The advantage of the omniBioMarker software is that it fine-tunes biomarker selection to a particular dataset or clinical problem based on prior biological knowledge. It also applies unique analysis parameters for each specific clinical problem. The parameters are optimal when the software selects genes that are known to be relevant biomarkers based on clinical observations and laboratory experiments available in literature and public databases. Then the software finds new potential biomarkers for experimental validation.

Wang, graduate student John Phan and Young tested the ability of the software to identify biomarkers in clinical renal cancer microarray data. The researchers selected renal cancer for study because it has several distinct subtypes, which can appear in the same person in varying degrees and must be treated according to the diagnosed subtype to maximize treatment success. The results indicate that integrating prior laboratory and clinical knowledge with the microarray data improves biomarker selection.

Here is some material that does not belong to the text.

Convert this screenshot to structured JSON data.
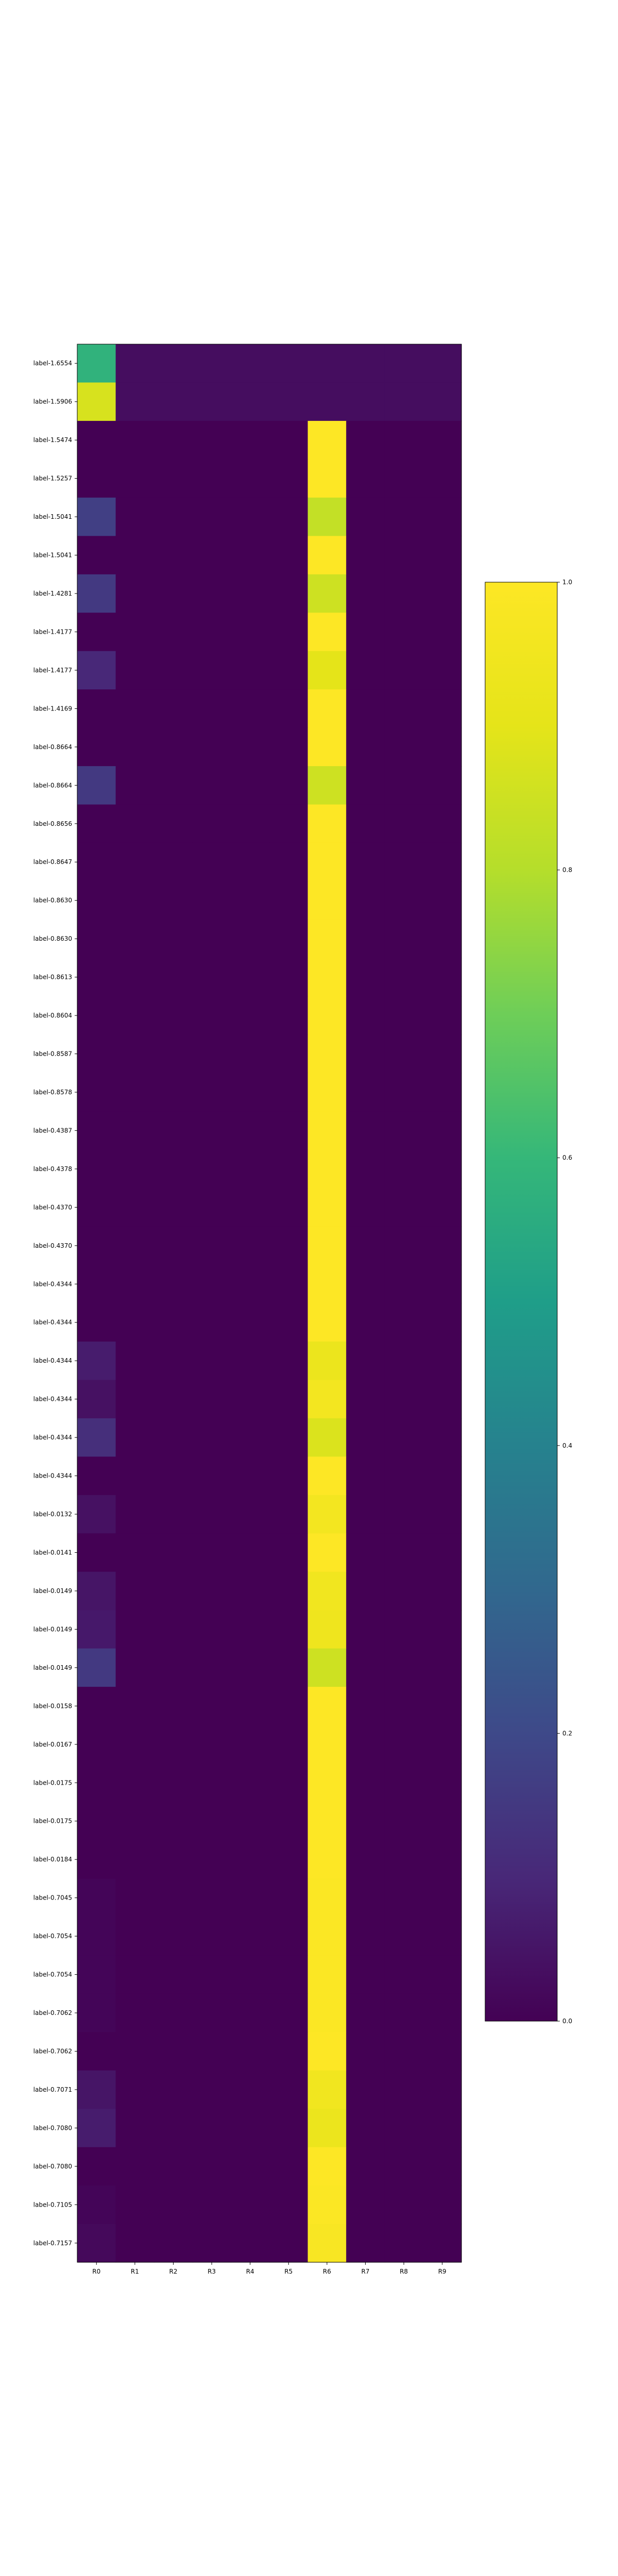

"Using omniBioMarker to create an optimal metric for ranking and identifying novel biomarkers reduces the number of false discoveries, increases the number of true discoveries, reduces the required time for validation and increases the overall efficiency of the process," noted Wang.

Since receiving caBIG silver-level compatibility certification for caCORRECT and omniBioMarker, Wang and her team have been working on getting two more software programs certified -- Q-IHC, a tool that analyzes and quantifies multi-spectral images such as quantum dot-stained histopathological images, and omniVisGrid, a grid-based tool that visualizes data and analysis processes of microarrays, biological pathways and clinical outcomes.

Georgia Tech biomedical engineering associate professor May Dongmei Wang led a team that developed two software programs to improve the process of identifying cancer biomarkers from gene expression data. The programs recently received silver-level compatibility certification from the NIH/National Cancer Institute's cancer Biomedical Informatics Grid.